証人「一度、お会いすることになるので、顔も分かっていた方がいいかと、写真がないかと尋ねました」

検察官「写真を見たのですか」

証人「(木嶋被告が)撮られるのは嫌なので、ないと言っていました」

検察官「では、実際に見ていないのですね」

証人「日を置いて、見せてもらいましたが、あまり小さすぎて、顔が分かりませんでした」

 その後、姉は寺田さんと電話でも会話している。その際、婚約に際し、ブレスレットを贈ったと説明を受けたという。

検察官「ブレスレットのプレゼントをしたと聞きましたね」

証人「相手の方(木嶋被告)が、指が太くて入らないので、ブレスレットを希望したと言っていました」

検察官「その後の結婚の進展状況は」

証人「はい。始めはすぐにでも荷物を送ってくるという感じでしたが、とどまってもらったと。1月末には相手の方のお知り合いと会うことになっているとも説明していました」

検察官「知り合いとは」

証人「昔、非常にお世話になったおばさんに会いに行くということでした」

 おばさんに会いに行くのは、婚姻届に署名してもらうためだったという。

検察官「自宅のカギについても話しましたね」

証人「相手の方にお渡しするので、スペアキーをもらいたいと」

 寺田さんのマンションのカギは3本で、姉と母親が持っていた。その2本のうち、1本を寺田さんは預かっていったという。

検察官「いつのことですか」

証人「1月18日だったと思います」

 検察官は、その後も簡単な質問を続け、この日の証人尋問を終えた。続いて弁護側が尋問を始める。

 弁護側はカギの受け渡し時期などの確認を行い5分程度で質問を終了させた。最後に大熊裁判長が1つ質問をし、休憩に入った。
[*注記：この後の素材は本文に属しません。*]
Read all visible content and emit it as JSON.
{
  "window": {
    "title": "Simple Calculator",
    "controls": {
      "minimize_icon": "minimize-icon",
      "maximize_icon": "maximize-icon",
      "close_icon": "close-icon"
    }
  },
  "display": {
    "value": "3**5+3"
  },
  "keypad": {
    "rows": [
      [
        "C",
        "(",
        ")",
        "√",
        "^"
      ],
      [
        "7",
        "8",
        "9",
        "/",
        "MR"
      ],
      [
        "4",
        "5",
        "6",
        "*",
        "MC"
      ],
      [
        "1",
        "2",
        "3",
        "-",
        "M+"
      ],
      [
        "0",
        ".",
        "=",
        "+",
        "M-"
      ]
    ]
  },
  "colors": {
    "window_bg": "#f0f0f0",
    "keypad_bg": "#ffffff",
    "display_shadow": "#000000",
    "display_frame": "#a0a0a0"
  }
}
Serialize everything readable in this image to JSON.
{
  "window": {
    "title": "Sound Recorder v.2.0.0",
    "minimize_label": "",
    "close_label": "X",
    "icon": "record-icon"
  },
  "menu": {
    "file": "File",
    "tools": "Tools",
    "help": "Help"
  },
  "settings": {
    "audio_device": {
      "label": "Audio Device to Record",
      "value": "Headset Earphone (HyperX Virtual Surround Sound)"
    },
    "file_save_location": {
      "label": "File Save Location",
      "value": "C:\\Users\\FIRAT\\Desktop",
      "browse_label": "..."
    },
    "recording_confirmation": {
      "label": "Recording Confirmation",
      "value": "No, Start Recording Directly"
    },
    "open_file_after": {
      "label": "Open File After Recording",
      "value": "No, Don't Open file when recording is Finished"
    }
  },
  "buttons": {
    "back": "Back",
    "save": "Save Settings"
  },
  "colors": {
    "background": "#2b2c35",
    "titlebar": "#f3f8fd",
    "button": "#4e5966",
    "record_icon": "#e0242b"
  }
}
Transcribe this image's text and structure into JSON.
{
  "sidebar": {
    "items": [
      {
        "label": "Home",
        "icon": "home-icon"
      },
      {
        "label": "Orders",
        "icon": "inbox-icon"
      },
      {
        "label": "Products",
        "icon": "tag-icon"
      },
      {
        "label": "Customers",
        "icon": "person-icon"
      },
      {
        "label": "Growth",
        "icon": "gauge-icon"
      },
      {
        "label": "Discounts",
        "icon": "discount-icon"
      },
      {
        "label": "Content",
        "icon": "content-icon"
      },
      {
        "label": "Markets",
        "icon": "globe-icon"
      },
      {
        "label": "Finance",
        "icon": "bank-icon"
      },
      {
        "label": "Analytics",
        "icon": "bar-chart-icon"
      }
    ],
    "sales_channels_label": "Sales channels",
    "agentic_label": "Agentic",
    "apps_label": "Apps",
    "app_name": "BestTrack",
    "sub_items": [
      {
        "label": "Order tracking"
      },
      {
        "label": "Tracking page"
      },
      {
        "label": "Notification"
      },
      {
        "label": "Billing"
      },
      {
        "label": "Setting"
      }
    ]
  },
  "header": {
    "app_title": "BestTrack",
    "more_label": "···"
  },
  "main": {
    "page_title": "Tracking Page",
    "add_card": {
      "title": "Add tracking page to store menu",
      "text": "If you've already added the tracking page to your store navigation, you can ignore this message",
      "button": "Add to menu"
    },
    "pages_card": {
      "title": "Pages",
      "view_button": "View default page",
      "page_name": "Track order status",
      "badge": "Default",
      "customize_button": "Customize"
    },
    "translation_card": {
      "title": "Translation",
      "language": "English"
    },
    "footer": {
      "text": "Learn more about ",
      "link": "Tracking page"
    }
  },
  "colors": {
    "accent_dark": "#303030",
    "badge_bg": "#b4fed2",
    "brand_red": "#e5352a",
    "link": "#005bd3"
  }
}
 休憩の間、木嶋被告は弁護人と小声で打ち合わせを続けた。約30分後、審理が再開。裁判所側から寺田さんの姉への質問が続けられる。

裁判官「21年1月4日の時点で(寺田さんが自宅に)『女の人が引っ越してくる』と言っていたのが、その後、1月末に変更になった理由は分かりますか」

証人「(結婚の話が)あまりに急なので『延ばしてみたら』と言ったら、本人(寺田さん)が『延ばした』と言っていました」

 続いて、男性裁判官が質問する。

裁判官「寺田さんの性格は、顔に喜怒哀楽が激しく出やすかったのですか」

証人「あまり出す方ではありませんでした」

裁判官「落ち込んだエピソードとかはありますか」

証人「(落ち込んだことが)あまりないので。そういった姿はほとんど見ていません」

 再開5分後で、この日の審理は終了した。木嶋被告は疲れを見せず、落ち着いた表情を崩さない。